Well, that was awesome. It was a pleasure having you all. Um, you know, I just admire each of your works. Looking forward to hearing what the audience has to say about the show. But thank you guys.

Bobby Joe Smith III

Thank you.

Jonah King

Thank you for helping set this up for so and likewise your work is interesting. Yeah.

Channing

Man, what a conversation. Being here doing Frieze week just on the block from all this spectacle, and then sitting in this room with artists who are really questioning the system itself. It really feels like it's a part of history.

Leah

Yeah, what I love about tonight was that it wasn't just about showing work, but it was it was about asking hard questions like who is art for, who does it serve, who should it serve, what kind of worlds are we actually trying to build?

Channing

Yeah, there's something powerful about gathering all these misfits in one space. You know, uh people working across VR, AR, painting, films, speculative design, and decolonial practices, none of it fits uh really into one box. And maybe that's the point.

Leah

Yeah, we're really in a moment where a lot of structures feel unstable, like the art market, tech, institutions, and the lot of other systems, honestly. And instead of trying to squeeze ourselves into them, I really like that conversation about how maybe our work is about building new containers and new ecosystems.

Channing

Yeah, you know, I I have to agree because I think that's what shared circuits felt like tonight. It wasn't just like some exhibition, but it felt like a network to a certain extent. Uh, we saw ideas crossing and practices overlapping and people showing up for one another. That was something different for me.

Leah

Especially because on the same property was the 99 cents store and that sizzler and all the dynamic, really unusual and incredible and also controversial artworks.
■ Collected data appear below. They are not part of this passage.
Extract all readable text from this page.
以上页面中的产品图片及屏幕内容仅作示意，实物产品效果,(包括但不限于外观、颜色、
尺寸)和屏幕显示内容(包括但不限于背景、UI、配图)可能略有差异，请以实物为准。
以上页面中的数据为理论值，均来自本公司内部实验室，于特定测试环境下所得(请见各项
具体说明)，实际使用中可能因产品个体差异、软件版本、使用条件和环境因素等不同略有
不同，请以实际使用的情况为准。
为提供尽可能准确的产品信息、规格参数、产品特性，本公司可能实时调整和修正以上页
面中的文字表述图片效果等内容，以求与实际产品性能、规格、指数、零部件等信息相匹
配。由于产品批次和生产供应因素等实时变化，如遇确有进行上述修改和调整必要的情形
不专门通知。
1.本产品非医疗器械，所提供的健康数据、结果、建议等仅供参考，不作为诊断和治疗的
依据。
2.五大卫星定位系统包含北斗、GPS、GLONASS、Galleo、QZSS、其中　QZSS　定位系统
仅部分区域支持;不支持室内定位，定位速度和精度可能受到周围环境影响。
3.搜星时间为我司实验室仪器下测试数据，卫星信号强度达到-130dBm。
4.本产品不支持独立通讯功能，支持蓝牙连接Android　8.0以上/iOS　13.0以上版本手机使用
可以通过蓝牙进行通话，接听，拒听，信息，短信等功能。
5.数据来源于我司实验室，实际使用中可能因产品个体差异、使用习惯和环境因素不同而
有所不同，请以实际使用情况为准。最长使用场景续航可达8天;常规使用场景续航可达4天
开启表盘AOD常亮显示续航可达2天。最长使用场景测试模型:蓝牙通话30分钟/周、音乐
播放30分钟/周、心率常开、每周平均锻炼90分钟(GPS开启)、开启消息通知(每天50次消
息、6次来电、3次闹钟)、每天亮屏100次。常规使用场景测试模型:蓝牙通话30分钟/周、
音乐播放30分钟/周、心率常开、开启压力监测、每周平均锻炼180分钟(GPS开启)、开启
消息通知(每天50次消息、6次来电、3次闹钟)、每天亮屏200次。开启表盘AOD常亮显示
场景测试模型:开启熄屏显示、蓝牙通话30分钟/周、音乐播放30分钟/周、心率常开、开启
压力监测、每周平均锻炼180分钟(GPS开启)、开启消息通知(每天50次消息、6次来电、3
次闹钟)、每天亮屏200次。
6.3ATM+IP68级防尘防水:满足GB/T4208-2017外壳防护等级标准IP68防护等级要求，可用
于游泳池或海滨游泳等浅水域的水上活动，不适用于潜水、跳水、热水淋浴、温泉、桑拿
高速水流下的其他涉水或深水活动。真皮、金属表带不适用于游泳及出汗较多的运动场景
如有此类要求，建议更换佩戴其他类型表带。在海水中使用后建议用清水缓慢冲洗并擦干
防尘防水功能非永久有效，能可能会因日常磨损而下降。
And then in this building was like this overlapping or this chasm of time built on top of each other because we had there there were like artworks, we didn't get a chance to like talk a whole lot about it, but there were artworks that were used with very old or sometime now people are almost using the term dead tech, and with that, it was like a mix of new technology and art. It was actually really, really interesting being in this type of atmosphere. So we hope that wherever you're listening from, that this episode helps you feel a bit of that energy that we all felt here today. And maybe you're encouraged to think about some of the systems that you're part of, or maybe new ones you might even imagine into being.

Channing

Yeah, in addition to the LA chapter, we're really excited to tell you all about some of the things that we're working on with our land-based project and some of the other projects that we've been able to participate with. But really, we want to thank you from the bottom of our hearts for being here with us today. We know there's so many different things that you could be doing with your time, but you're here with us. Thank you for being a part of Vessel Art as a doorway.